In a note to clients, analysts led by Bryan Spillane said PepsiCo's Frito-Lay North America segment is seeing a decline in volume, driven by price increases that have outpaced wage gains. The report forecast that a meaningful recovery in volume—defined as growth exceeding 100 basis points—is unlikely before fiscal 2027.
PepsiCo's North American beverage business is also underperforming, according to the analysts. They attributed market share losses to a narrower product portfolio and more aggressive marketing efforts by competitors. Although PepsiCo's international divisions are generating sales and profit growth, BofA said the gains are insufficient to offset domestic weaknesses.
The report added that PepsiCo's second-largest market, Mexico—which accounts for roughly 8% of total company sales—is being negatively impacted by geopolitical uncertainty and tariff threats.
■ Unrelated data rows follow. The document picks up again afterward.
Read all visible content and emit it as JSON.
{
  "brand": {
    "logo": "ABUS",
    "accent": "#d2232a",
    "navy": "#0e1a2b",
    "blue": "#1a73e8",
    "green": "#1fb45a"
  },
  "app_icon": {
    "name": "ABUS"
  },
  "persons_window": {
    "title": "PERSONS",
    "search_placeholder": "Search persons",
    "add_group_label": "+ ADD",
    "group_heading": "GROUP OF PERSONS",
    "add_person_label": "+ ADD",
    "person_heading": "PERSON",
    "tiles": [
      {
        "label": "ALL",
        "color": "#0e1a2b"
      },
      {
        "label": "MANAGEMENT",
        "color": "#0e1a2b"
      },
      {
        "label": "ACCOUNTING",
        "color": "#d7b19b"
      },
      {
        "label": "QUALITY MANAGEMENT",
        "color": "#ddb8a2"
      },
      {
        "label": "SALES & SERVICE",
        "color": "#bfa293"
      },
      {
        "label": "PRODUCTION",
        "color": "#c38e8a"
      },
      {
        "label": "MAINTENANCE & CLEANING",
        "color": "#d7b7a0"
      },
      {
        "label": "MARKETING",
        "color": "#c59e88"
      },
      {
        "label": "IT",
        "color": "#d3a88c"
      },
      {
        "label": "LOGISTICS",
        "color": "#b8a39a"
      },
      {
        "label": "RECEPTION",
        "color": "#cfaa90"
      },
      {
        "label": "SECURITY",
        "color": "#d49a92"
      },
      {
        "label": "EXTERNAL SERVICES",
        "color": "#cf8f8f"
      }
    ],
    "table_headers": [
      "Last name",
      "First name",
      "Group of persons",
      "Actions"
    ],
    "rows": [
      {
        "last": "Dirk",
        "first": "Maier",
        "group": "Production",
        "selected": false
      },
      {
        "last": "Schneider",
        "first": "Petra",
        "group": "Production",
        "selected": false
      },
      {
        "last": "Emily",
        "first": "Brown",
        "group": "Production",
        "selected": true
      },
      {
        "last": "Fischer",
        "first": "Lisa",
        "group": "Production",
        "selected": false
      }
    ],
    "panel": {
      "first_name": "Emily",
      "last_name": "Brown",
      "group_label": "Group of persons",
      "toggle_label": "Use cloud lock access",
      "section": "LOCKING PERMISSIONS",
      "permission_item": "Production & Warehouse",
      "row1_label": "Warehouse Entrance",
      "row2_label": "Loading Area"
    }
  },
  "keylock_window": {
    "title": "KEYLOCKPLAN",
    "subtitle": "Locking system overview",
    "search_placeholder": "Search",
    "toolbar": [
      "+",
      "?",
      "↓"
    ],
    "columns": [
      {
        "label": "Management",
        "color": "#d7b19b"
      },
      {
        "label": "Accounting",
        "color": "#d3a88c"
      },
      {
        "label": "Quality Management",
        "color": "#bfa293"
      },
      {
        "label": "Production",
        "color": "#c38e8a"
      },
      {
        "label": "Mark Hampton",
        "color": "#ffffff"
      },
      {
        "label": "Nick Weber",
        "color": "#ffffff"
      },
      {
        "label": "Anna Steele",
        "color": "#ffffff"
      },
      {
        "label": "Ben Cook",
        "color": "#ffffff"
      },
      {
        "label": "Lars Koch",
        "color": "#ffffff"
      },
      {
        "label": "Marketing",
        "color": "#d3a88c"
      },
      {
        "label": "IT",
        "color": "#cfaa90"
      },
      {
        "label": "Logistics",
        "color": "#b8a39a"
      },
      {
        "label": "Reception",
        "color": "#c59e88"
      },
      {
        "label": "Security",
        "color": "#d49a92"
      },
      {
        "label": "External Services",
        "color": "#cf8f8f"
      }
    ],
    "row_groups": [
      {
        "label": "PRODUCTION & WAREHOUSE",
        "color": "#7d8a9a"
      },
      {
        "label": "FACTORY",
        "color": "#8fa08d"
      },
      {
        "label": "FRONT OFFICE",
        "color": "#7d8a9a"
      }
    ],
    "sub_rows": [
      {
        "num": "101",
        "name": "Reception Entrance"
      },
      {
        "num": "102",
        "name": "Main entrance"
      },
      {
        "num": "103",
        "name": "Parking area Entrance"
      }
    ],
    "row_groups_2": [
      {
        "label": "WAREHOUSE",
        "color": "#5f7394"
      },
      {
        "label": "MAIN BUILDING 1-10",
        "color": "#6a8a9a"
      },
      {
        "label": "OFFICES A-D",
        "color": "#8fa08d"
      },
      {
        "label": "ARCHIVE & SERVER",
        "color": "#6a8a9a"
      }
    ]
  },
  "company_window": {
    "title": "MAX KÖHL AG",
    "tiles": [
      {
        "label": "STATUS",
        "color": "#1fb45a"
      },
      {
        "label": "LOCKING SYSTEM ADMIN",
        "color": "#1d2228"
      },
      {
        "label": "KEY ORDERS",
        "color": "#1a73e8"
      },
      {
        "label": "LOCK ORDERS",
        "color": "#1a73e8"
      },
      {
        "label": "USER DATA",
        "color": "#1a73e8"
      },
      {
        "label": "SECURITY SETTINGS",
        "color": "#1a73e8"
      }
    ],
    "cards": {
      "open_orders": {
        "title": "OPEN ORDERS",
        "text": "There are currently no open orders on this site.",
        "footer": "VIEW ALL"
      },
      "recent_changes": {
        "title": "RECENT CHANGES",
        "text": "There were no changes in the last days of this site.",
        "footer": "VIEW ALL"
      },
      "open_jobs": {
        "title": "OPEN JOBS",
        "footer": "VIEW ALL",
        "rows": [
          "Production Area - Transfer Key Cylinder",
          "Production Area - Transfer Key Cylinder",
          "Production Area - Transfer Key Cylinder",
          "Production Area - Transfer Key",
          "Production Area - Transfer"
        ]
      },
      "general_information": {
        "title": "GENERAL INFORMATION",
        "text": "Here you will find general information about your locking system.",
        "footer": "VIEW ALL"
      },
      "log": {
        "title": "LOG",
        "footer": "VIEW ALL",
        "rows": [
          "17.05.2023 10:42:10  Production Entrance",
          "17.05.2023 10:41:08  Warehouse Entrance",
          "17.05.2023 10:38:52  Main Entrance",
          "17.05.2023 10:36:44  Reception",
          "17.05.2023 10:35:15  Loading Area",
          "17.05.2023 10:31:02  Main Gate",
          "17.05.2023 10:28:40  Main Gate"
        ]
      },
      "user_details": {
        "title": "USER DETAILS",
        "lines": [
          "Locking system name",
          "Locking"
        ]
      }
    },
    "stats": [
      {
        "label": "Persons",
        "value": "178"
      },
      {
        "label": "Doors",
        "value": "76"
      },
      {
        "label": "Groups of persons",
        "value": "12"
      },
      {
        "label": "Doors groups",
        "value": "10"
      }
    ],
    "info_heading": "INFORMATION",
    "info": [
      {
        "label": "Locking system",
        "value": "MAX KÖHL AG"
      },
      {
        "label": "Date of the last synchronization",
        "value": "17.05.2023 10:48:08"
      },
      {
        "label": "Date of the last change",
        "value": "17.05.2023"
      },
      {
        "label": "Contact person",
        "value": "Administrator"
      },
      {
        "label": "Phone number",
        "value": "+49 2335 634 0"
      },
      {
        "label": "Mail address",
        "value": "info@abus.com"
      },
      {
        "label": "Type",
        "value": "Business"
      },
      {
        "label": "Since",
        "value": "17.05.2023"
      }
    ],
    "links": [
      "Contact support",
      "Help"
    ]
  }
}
U.S. President Donald Trump has floated broad tariff measures that could affect trade with both allies and rivals, potentially affecting consumer confidence in the region.
BofA cut its 12-month price target on PepsiCo to $155 from $185 and warned that earnings per share growth is likely to remain in the low single digits through 2025 and 2026.
While the broader market rotation into consumer staples stocks may provide some valuation support, the analysts said they see limited potential for a significant re-rating of the stock unless sales and profit growth align more closely with higher-valued peers in the large-cap consumer goods segment.
PepsiCo is expected to report its next quarterly earnings on April 24.